CNA heard similar sentiments from 58-year-old stallholder Peh Ah Lai of Fu Lai Fa, another stall in Bukit Merah View Market.
"If there's no chicken import, of course it will affect my business. ... I can't say anything when customers complain. We have no choice. It's not that we want to (increase prices)," Mr Peh told CNA in Mandarin.
"There are fewer customers now, but it can't be helped," he added, and shared that he also does free delivery around the Bukit Merah area.
If Mr Peh is lucky, he could sell out around 10am, but if not, then he usually closes his stall around 2pm. He said he has noticed an increase in leftovers currently.
"(But) if we don't increase prices, there's no way we can make a living," he said.
Elsa Ho, who is semi-retired, complained about the rising prices while queuing at Mr Peh's stall.
"The price has really increased a lot. For eggs, the price has risen from S$2 to $3. The percentage (increase) is very high. It's terrifying. ... It's really no way to survive," the 59-year-old told CNA in Mandarin.
Still, she regularly patronises Fu Lai Fa and said she will continue to do so because they sell organic chickens.

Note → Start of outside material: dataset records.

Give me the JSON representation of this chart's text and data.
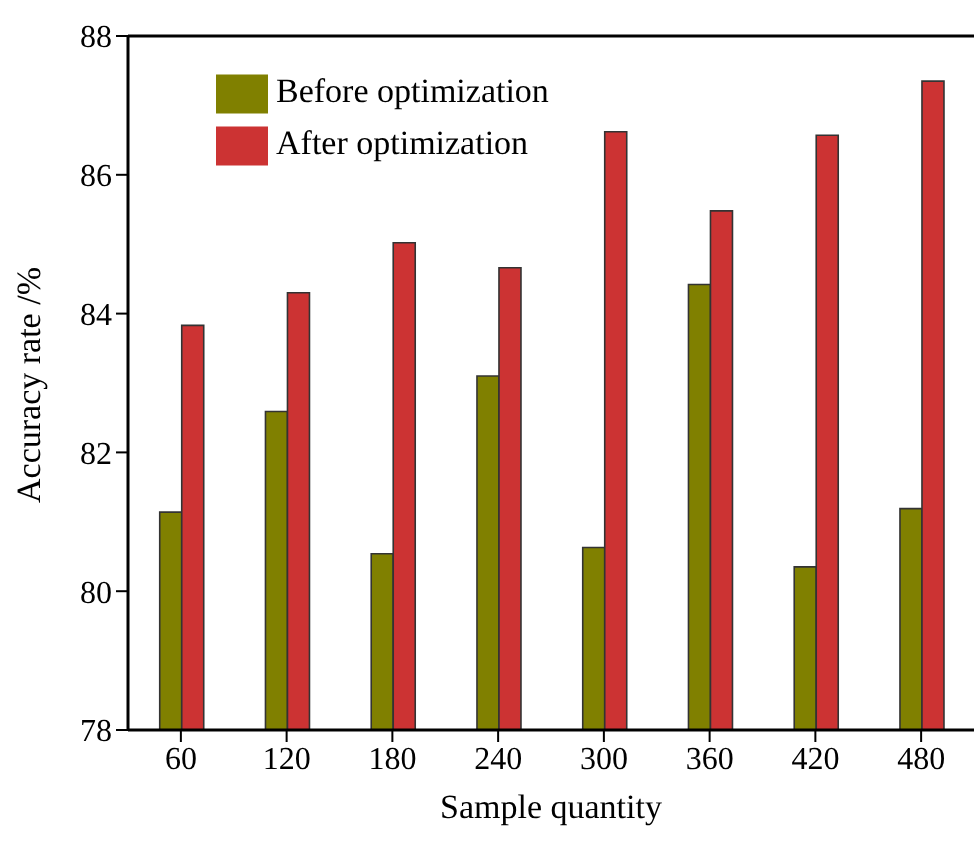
{
  "chart_data": {
    "type": "bar",
    "xlabel": "Sample quantity",
    "ylabel": "Accuracy rate /%",
    "categories": [
      "60",
      "120",
      "180",
      "240",
      "300",
      "360",
      "420",
      "480"
    ],
    "series": [
      {
        "name": "Before optimization",
        "color": "#808000",
        "values": [
          81.14,
          82.59,
          80.54,
          83.1,
          80.63,
          84.42,
          80.35,
          81.19
        ]
      },
      {
        "name": "After optimization",
        "color": "#cc3333",
        "values": [
          83.83,
          84.3,
          85.02,
          84.66,
          86.62,
          85.48,
          86.57,
          87.35
        ]
      }
    ],
    "ylim": [
      78,
      88
    ],
    "yticks": [
      78,
      80,
      82,
      84,
      86,
      88
    ],
    "grid": false,
    "legend": "top left"
  }
}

Meanwhile, at Swee Heng Fresh Chicken Shop in Beo Crescent Market, stallholder Mdm Ng Kwee Huey wasn't aware of Malaysia's plans when CNA approached her on Tuesday morning.
She asked how long the curbs will last, as her supplies come from Malaysia.
"If there are no chickens coming in from Malaysia, then we will stop selling for awhile," she told CNA in Mandarin, adding that the price for a chicken thigh is roughly S$3 now, as compared to S$2.50 in the past.
"The cost is already so expensive. If I can stop selling, I will stop selling. It's easier to not sell temporarily than try to sell something so expensive."
Likewise, at Tiong Bahru Market, another stallholder who only wanted to be known as Ah Mei, said her supplier also hadn't informed her of the news yet. But she heard from another stallholder that "there might not be any chickens coming in next week", she said in Mandarin.
When CNA visited her stall just before 8am, she was already packing up. This is the norm for her, she said, since she only buys a "limited amount" as she manages the stall alone.
Even with good sales, the 70-year-old said that she "doesn't know what to do" with the upcoming halt in export.
"(At the moment,) for many regular customers, I don't sell too expensive to them, so that should get them to come back to me. ... If there are no chickens, I'll take a break. My son is also selling chickens, also from Malaysia, at Yew Tee," she said.
At another stall in Tiong Bahru Market, Mr Stanley Yeow said the suspension of exports from Malaysia would "definitely" affect not just him, but the "whole of Singapore".
"All the chickens that you buy from the market are from Malaysia. If (my suppliers) have 10 (chickens), I sell 10. If they have 100, I sell 100.
"If they have zero, I'll rest. It's that simple," the 52-year-old stallholder of Wei Ji said.
He added that there are jobs and livelihoods at stake, so "it won't be forever, maybe two or three days, one week".
SOME CUSTOMERS "NOT REALLY" AFFECTED
On the other hand, other customers queuing for fresh chickens at wet markets said the suspension would "not really" affect their life.
One customer, Mdm Jenny Ng, who declined to give her age, said her family only eats the meat occasionally. She buys it from a stall at Beo Crescent Market "whenever she needs it".
"(If the stall stops selling chickens,) I will go elsewhere to find it. This stall is just near to my house, so I come here when I'm buying food (at the market) to eat," she said.
Another customer in line at the same stall at Beo Crescent Market was a 42-year-old pre-school teacher, who declined to give her name.
"I think with the increasing price ... just eat less," she said, adding that she only visits the stall about once a week.
Over at Tiong Bahru Market, a 49-year-old customer, who only gave his name as Mr Huang, said he last bought chicken three months ago. His family doesn't cook a lot, and they also don't eat it much.
But while the impending shortage of chickens might not affect his expenditure directly, he noted it will have a broader impact on demand for other food products.
"There will be a chain reaction," he said.